Mais uma vez Spurgeon claramente se expressou: "Vejam quão docemente a segunda oração de nosso texto coloca – 'Quem quiser, tome de graça da água da vida.' Se está sedento ou não, todavia tem vontade de beber? Tem vontade de ser salvo? Vontade de ser feito uma nova criatura em Cristo? Deseja ter vida eterna? Então assim diz o Espírito a ti, 'Quem quiser, tome de graça da água da vida.'... 'Quem quer que' – então quem ousaria ter a impudência de dizer que está excluído? Se disser que você não pode estar dentro dos 'quem quer que' – isso deve significar todo homem que já viveu, ou irá viver, enquanto, todavia, ele estiver aqui e deseja vir." (Treasury of the New Testament, Vol. IV, p. 845)

Sobre outro assunto Spurgeon disse: "Você não confia nele; você não O obedece. Oro para que você considere o fato. 'Posso crer nele?' diz alguém. Já não dissemos dez mil vezes que quem quiser pode tomar da água da vida livremente. Se houver alguma barreira não é com Deus, nem com Cristo, é com seu próprio coração pecaminoso. Você é bem vindo ao Salvador agora, e se você confiar nele agora Ele é seu para sempre.... Você vira suas costas para o Deus encarnado que derrama seu sangue pelos homens, e ao fazer assim você se exclui da esperança, julgando-se indigno da vida eterna.... Há uma água da vida, mas você se recusa a bebê-la; então você deve ficar sedento eternamente. Você põe para longe de você, voluntariamente, o único Redentor; como então você será remido?" (Treasury of the New Testament, Vol. II, pp. 301, 303)

Em um sermão intitulado "Responsabilidade Humana," Spurgeon disse: "Tenho sido muitas vezes repreendido por certos homens que se desviaram da verdade, por pregar a doutrina que é pecado os homens rejeitarem o evangelho de Cristo.

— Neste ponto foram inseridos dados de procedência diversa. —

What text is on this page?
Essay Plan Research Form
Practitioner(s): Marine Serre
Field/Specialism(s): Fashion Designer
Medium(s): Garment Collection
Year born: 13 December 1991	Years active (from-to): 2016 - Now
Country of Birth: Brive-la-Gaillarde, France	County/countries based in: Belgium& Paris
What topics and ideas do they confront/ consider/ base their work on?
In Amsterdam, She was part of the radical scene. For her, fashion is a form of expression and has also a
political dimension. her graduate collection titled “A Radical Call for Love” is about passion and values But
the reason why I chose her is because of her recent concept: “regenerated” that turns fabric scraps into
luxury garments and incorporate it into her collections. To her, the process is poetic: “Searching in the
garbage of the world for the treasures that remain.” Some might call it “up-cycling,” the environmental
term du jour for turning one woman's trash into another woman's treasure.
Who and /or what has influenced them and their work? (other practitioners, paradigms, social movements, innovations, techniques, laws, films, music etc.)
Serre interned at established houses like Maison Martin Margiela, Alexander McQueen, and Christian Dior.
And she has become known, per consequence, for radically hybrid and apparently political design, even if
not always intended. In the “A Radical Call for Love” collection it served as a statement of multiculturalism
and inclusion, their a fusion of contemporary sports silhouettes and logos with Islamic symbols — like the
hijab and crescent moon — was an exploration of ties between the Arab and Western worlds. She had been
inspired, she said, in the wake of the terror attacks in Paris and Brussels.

Não me importo com qualquer título infamante: estou certo de que tenho permissão da Palavra de Deus para pregar assim, e não acredito que qualquer um pode ser fiel às almas dos homens e limpos de seu sangue, a menos que carregue seu testemunho freqüente e solene sobre este assunto vital.... Não fiquei sem expor as gloriosas doutrinas da graça, ainda que ao pregá-las os inimigos da cruz me chamaram de antinomiano; nem tenho tido medo de pregar a solene responsabilidade do homem, ainda que uma outra classe tem me difamado como arminiano. E ao dizer isto, não o digo a fim de gloriar, mas o digo para sua repreensão, se você tem rejeitado o evangelho, pois você terá pecado muito acima de quaisquer outros homens; ao rejeitar Cristo, uma dupla medida da impetuosidade da ira de Deus cairá sobre você." (Memorial Library, Vol. V, pp. 426, 429)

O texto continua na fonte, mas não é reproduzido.